Sono agnostico, laico e – tendenzialmente – anticlericale. Ritengo queste mie 3 caratteristiche, che condivido con milioni di persone nel mondo, particolarmente importanti nella società contemporanea, piena di venditori di fumo, poiché nascono da una sano esercizio del dubbio. Credo, inoltre, che dubbi e certezze non solo siano il risultato della concreta vita vissuta quotidianamente da ogni essere umano, ma anche, che essi debbano dialetticamente smussarsi a vicenda per evitare che una delle categorie emerga totalitariamente sull’altra. Rimanendo sul piano delle idee; l’assolutismo del dubbio creerebbe una situazione di entropia diffusa; quello della certezza ci vedrebbe costantemente impegnati in guerre sante. Sono anche incline a pensare che la questione dell’interruzione di gravidanza sia di esclusiva competenza della  sfera personale femminile e sono tendenzialmente contrario al controllo dello Stato su questo tema. Cioè, lo Stato, qualsiasi Stato, non può obbligare alcuna donna a diventare mamma, soprattutto quando questo obbligo si celi dietro discorsi morali o politici. Si tratta, dunque, di un discorso di libertà rispetto alle reciproche, volontarie o involontarie relazioni sociali che veniamo ad instaurare durante la nostra vita. Credo non ci siano, peraltro, dubbi sul fatto che i figli concepiti con gravi malattie e disfunzioni o risultanti da stupro, abbiano una nettamente minore probabilità ad essere accettati e, qualora, gravemente malati, il metterli al mondo rasenta l’efferatezza di un crimine.

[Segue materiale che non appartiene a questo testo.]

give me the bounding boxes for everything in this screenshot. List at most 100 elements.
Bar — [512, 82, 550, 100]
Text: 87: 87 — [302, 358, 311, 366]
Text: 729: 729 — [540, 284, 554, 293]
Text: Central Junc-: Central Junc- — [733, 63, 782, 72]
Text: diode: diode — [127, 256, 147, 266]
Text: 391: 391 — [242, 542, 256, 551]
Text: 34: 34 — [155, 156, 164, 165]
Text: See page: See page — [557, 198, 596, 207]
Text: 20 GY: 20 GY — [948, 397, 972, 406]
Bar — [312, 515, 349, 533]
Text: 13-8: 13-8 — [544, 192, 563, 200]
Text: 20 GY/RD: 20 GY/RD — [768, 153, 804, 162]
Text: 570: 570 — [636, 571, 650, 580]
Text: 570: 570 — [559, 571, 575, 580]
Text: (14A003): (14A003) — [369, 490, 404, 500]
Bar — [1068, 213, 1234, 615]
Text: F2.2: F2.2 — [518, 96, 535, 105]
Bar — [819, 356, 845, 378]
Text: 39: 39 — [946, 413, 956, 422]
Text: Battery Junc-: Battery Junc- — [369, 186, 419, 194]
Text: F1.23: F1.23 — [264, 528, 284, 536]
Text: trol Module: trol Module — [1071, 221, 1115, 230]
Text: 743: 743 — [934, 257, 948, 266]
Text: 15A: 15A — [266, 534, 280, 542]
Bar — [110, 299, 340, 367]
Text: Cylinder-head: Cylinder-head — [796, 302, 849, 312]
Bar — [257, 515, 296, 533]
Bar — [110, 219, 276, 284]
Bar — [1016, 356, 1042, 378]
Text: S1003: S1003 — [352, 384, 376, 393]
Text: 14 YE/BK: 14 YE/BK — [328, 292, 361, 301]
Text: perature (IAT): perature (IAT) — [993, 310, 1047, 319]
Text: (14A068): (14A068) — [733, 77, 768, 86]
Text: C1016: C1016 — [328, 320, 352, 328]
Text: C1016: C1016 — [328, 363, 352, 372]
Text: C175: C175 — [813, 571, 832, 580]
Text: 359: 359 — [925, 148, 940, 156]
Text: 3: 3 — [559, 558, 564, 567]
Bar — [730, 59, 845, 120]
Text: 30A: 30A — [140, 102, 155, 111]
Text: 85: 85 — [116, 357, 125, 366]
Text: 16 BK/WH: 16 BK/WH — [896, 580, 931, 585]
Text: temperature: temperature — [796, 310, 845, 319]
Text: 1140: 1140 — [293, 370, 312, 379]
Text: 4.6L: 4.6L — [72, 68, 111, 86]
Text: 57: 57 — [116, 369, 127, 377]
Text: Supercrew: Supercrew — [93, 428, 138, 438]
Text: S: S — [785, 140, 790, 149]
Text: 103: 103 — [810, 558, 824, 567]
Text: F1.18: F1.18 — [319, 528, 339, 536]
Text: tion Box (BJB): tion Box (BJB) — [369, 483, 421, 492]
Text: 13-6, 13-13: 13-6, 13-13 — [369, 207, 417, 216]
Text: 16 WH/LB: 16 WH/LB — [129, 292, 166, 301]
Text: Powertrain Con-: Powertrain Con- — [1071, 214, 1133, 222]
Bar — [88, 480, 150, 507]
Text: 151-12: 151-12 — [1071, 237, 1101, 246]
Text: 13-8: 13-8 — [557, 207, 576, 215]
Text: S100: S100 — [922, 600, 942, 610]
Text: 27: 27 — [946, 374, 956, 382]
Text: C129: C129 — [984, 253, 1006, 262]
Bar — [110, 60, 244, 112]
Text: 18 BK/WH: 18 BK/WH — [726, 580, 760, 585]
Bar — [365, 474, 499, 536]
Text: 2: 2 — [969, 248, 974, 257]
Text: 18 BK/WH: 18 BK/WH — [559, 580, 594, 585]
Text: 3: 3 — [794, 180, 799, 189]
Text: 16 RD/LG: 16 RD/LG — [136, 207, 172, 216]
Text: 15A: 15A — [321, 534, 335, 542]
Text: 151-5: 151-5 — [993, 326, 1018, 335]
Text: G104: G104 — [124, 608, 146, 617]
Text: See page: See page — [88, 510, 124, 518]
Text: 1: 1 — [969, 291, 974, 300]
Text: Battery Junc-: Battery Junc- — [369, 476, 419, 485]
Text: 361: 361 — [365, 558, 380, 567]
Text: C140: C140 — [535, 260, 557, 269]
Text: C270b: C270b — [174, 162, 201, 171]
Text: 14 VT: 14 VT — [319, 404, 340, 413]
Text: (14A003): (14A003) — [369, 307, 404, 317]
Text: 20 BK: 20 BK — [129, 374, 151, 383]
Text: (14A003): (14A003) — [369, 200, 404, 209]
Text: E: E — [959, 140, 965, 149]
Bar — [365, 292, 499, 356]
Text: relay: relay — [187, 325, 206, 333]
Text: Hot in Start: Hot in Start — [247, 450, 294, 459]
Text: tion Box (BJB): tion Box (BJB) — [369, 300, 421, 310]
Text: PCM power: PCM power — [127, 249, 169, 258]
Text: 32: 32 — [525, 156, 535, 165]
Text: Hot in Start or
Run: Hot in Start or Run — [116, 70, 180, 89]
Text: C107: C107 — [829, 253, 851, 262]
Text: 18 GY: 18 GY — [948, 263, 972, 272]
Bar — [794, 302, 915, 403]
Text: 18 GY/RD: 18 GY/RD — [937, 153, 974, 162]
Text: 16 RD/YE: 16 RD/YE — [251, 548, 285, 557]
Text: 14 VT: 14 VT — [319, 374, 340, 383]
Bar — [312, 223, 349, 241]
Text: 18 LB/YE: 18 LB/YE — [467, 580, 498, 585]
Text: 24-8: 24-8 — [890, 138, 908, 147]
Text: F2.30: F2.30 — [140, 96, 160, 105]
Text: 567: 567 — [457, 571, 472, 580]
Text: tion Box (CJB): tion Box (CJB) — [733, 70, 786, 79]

L’aborto, come pratica estrema di controllo delle nascite, è praticato da soggetti di qualsiasi tendenza politica e/o convinzione morale, nonché etnia. Questo conferma, se ce ne fosse ancora bisogno, la mia concezione dell’intercambiabilità dei soggetti sociali contemporanei, nei quali il dar voce ad opinioni o convinzioni è il sottofondo sonoro alla loro inesistenza concreta. Tuttavia, l’origine dell’incoerenza e vacuità ha articolazioni differenti, sebbene il fondo di ipocrisia sia lo stesso; a Destra e fra i Cattolici assume la forma del tradimento per paura; a Sinistra quella della svista sospetta. Proprio a Sinistra, peraltro, si potrebbe dare più peso alla dimensione collettiva del controllo, piuttosto che prostrarsi a quella individuale. C’è, poi, l’assunzione di responsabilità riguardo ad un tema che, in fondo, tocca la stessa riproduzione della specie; responsabilità che, con diverse coloriture, Destra e Cattolicesimo, a parole, sembrano volersi assumere, mentre a Sinistra si pensa di più a tutelare, credo con maggior senso della realtà, chi è già nato.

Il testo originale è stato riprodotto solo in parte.